Given the talent and depth of the Rams’ draft haul, Snead and McVay deserve high marks for their preparation, process and performance over draft weekend. 

Washington Commanders
Draft picks: 9

Round 1: Jayden Daniels, QB, LSU (No. 2 overall)

Round 2: Jer'Zhan Newton, DT, Illinois (36) | Mike Sainristil, CB, Michigan (50) | Ben Sinnott, TE, Kansas State (53)

Round 3: Brandon Coleman, OG, TCU (67) | Luke McCaffrey, WR, Rice (100)

Round 5: Jordan Magee, LB, Temple (139) | Dominique Hampton, S, Washington (161)

Round 7: Javontae Jean-Baptiste, DE, Notre Dame (222)

Credit new general manager Adam Peters for revamping the team’s culture with a collection of experienced players bringing superb leadership skills. All nine of the Commanders’ draftees spent at least four years in college and seven were team captains. Though playing ability is prioritized in the evaluation process, the decision to add a group of young leaders is part of a long-term plan to eradicate the losing mentality within the locker room. 

On the field, the addition of Jayden Daniels gives the Commanders the QB1 they have been looking for since Kirk Cousins’ departure after the 2017 season. The LSU standout dazzles as an electric dual-threat quarterback with elite passing skills and impromptu playmaking ability. With Kliff Kingsbury experienced in exploiting a dynamic athlete at the position (SEE: Kyler Murray), the Commanders could hit the ground running in 2024. 

If Jer’Zhan Newton and Mikey Sainristil also make their mark as potential Day 1 starters, and Jordan Magee, Dominique Hampton and Javontae Jean-Baptiste secure roles as backups/special teams standouts, the Commanders could emerge as a surprise playoff contender in Dan Quinn’s debut season. 

One confounding class

Now, I didn't love every team's approach to the 2024 NFL Draft. And one class, in particular, left me scratching my head ...

Dallas Cowboys
Draft picks: 8

Round 1: Tyler Guyton, OT, Oklahoma (No. 29 overall)

Round 2: Marshawn Kneeland, DE, Western Michigan (56)

Round 3: Cooper Beebe, IOL, Kansas State (73) | Marist Liufau, LB, Notre Dame (87)
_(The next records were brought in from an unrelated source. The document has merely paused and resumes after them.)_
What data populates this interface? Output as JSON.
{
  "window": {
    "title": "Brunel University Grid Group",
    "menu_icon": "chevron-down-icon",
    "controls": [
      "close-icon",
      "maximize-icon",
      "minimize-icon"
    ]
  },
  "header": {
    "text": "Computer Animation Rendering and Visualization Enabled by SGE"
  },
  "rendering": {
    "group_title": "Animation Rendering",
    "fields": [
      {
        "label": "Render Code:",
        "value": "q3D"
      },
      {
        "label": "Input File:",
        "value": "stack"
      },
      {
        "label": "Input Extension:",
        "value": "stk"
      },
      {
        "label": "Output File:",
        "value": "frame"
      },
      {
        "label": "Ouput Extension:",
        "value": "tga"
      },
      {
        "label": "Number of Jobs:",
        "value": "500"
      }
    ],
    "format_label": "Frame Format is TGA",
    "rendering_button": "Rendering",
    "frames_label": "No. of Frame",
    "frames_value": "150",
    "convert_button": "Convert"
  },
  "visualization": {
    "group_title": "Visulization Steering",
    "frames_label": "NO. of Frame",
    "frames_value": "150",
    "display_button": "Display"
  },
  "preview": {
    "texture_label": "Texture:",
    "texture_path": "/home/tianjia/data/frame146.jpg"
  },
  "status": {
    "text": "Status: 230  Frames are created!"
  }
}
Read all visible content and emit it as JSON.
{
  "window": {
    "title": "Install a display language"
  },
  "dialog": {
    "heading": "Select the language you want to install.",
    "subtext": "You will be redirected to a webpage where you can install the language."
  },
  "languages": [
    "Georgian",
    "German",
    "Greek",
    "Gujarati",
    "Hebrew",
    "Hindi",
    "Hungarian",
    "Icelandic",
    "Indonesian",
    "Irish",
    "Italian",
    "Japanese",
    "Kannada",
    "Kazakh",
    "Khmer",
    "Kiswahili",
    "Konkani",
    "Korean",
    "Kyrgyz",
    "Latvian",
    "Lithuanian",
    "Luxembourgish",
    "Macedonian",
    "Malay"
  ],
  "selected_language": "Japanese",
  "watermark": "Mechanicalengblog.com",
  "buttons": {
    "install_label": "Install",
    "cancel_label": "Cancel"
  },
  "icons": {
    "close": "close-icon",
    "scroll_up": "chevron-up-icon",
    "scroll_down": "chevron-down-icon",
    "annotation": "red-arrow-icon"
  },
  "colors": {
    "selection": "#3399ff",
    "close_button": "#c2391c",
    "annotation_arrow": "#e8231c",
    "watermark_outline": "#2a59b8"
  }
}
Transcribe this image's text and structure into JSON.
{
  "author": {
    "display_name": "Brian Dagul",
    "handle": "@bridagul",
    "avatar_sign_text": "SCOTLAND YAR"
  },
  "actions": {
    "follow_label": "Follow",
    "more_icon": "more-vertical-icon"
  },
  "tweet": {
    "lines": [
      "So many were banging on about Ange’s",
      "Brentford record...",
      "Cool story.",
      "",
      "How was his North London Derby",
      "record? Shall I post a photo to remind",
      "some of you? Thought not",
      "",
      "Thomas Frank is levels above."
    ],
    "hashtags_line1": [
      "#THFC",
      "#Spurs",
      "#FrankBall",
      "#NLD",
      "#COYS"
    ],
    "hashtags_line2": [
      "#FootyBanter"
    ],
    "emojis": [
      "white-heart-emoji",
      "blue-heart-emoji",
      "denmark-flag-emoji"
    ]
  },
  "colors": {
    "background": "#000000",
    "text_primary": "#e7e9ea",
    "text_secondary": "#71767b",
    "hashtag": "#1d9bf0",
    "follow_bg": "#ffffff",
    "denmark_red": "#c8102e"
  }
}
Round 5: Caelen Carson, CB, Wake Forest (174)

Round 6: Ryan Flournoy, WR, Southeast Missouri State (216)

Round 7: Nathan Thomas, OT, Louisiana (233) | Justin Rogers, DT, Auburn (244)

Perhaps I misunderstood Jerry Jones' intention when he suggested the Cowboys were "all in" on chasing a Super Bowl. As the team's ultimate hype man, the owner's bold proclamation set the table for an aggressive offseason strategy that would result in top free agents and blue-chips draft prospects making their way to Big D. But after failing to create a buzz in free agency with minimal moves designed to upgrade the weaponry around Dak Prescott, the Cowboys focused on fortifying the offensive line instead of adding an RB1 and/or WR2 in the early rounds of the draft. While the protection in front of No. 4 is critical, expecting a Pro Bowl quarterback to elevate the limited offense in a "prove it" year could lead to disappointing results for a guy seeking a long-term extension that might hinge on a deep playoff run. 

Though Prescott and the Cowboys have been at their best when the front line dominates the trenches, the questions surrounding Tyler Guyton (a raw prospect) and Cooper Beebe (underwhelming traits) make it hard to comprehend the team's draft strategy, especially considering the other prospects who were on the board. If Guyton and Beebe fail to make a swift transition to the NFL in Year 1, the Cowboys' offense could struggle to move the ball consistently against top opponents. With the team failing to pick up plug-and-play prospects at running back and wideout, the offense will need serious contributions from a retread in the backfield (Ezekiel Elliott) and possibly a sixth-round receiver (Ryan Flournoy).

At the moment, this feels like a team that's moving backward, not going all in.